Art media

In Xbox’s new artistic and historical adventure game “Pentiment,” players assume the role of a 16th-century German artist to solve murder mysteries

Art history buffs and video gamers don’t have much in common, bBut Microsoft’s Xbox could help bridge that gap with a new game called “Pentiment.”

Inspired by illuminated manuscripts, the title of the game refers to an art history term that describes the reappearance on canvas of a previously painted image.

The narrative adventure game, as the developers call it, lets players assume the role of an artist working in 16th-century Bavaria, Germany, a time of social and political upheaval.

Players are tasked with solving a series of murders, and along the way can make dialogue choices that affect the final outcome of the story, much like a choose-your-own novel.

In a demo shown to the media last week, the game’s developers at Obsidian Entertainment said they were glad Microsoft had given them enough leeway to develop a setting that wouldn’t look out of place in a history textbook.
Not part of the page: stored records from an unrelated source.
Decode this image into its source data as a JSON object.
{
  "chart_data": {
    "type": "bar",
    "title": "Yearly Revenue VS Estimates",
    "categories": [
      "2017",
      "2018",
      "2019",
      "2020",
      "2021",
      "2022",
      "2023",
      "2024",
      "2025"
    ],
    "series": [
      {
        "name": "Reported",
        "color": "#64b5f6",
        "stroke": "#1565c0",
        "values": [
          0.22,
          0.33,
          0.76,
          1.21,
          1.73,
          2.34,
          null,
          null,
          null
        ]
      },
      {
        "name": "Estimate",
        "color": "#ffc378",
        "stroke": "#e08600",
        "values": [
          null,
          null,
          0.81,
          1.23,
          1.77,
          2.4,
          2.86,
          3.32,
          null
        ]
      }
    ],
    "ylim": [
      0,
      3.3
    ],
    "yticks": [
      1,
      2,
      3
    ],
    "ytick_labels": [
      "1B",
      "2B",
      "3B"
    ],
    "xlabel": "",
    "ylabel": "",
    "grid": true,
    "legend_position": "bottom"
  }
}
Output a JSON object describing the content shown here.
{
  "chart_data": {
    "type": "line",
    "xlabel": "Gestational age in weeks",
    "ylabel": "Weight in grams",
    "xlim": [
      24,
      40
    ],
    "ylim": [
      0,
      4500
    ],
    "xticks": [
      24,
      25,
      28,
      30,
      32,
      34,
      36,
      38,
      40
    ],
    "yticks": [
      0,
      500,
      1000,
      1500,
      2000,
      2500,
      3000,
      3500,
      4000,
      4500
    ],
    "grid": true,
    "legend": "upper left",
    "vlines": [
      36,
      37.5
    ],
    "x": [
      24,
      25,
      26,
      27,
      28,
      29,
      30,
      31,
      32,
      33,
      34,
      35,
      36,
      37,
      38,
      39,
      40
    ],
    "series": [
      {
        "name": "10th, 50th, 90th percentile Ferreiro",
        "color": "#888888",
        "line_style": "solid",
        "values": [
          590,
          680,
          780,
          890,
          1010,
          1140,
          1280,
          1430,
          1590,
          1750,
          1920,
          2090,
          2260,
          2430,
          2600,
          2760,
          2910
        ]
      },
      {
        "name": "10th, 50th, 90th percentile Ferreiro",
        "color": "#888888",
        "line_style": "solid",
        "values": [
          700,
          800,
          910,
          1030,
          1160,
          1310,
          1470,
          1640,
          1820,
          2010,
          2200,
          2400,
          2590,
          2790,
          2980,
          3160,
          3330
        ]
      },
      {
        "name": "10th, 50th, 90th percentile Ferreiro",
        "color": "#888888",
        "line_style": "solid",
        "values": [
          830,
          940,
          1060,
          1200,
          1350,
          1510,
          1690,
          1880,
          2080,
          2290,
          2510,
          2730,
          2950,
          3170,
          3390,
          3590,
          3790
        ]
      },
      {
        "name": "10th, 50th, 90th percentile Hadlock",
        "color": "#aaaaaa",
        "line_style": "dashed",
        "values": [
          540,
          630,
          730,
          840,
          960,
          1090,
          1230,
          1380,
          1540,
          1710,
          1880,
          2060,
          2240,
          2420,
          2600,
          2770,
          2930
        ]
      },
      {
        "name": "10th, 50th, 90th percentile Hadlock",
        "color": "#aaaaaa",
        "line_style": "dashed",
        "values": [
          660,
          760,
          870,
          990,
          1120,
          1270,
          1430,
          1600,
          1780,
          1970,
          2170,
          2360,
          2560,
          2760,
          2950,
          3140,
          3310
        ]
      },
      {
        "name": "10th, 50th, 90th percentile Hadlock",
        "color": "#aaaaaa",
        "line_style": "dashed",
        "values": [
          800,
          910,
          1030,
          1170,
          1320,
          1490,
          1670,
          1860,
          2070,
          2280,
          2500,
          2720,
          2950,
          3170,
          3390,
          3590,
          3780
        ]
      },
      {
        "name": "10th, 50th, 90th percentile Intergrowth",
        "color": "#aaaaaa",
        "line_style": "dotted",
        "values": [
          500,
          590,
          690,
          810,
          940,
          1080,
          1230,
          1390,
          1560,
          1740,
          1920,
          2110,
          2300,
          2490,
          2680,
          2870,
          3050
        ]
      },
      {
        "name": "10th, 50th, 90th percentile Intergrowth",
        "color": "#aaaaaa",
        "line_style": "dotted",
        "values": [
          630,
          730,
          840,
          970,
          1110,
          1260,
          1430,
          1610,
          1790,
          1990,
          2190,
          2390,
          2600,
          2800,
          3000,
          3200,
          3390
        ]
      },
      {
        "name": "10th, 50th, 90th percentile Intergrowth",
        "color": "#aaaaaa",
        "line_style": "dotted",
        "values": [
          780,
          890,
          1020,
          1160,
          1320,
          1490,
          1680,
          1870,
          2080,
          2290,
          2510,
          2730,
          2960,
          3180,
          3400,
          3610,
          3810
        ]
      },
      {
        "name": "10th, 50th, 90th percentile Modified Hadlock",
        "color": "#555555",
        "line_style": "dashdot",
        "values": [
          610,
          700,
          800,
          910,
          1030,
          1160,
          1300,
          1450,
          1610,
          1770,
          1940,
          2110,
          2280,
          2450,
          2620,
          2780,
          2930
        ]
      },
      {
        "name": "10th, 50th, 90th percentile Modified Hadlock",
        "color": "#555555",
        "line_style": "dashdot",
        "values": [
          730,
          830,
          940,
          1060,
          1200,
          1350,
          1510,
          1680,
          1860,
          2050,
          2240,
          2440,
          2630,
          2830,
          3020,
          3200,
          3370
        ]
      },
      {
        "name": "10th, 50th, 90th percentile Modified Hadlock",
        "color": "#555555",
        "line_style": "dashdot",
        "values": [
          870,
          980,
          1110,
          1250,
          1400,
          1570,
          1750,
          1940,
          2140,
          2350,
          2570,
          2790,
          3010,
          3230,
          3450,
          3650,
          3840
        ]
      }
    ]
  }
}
Northern Renaissance art.

“Art history had a huge impact on the making of this game, in part because it’s a story game,” said art director Hannah Kennedy. Washington Post. “Basically, it’s a story about the experience of the artists who were working at the time. So there was a lot to learn from art history, to inform this character and his existence in this world, as well as to inform the appearance of space. It was fun to directly reference different pieces of art in the story, to give little nods because we think our audience will share a lot of interest in those same things that we find interesting.

This isn’t the first time the usually disparate worlds of contemporary art and video games have found common ground. Earlier this year, for example, Hans Ulrich Obrist curated an exhibition titled “World Building” at the Julia Stoschek Collection in Düsseldorf that examined how the expanded role of video games is finding fertile ground in certain currents of contemporary art.

This exhibition, which runs through December, includes works by artist and software engineer Sarah Friend, multimedia artist Lawrence Lek, and video artist Lu Yang, among others, many of whom deploy aspects of gaming. and programming in screen or console installations. .

“I have this hunch that the future of public art is moving more towards games,” said Obrist, curator of the exhibition, Told Artnet News at the time.

So maybe the contrast between art historians and gamers is like night and day, but maybe it makes for a nice chiaroscuro.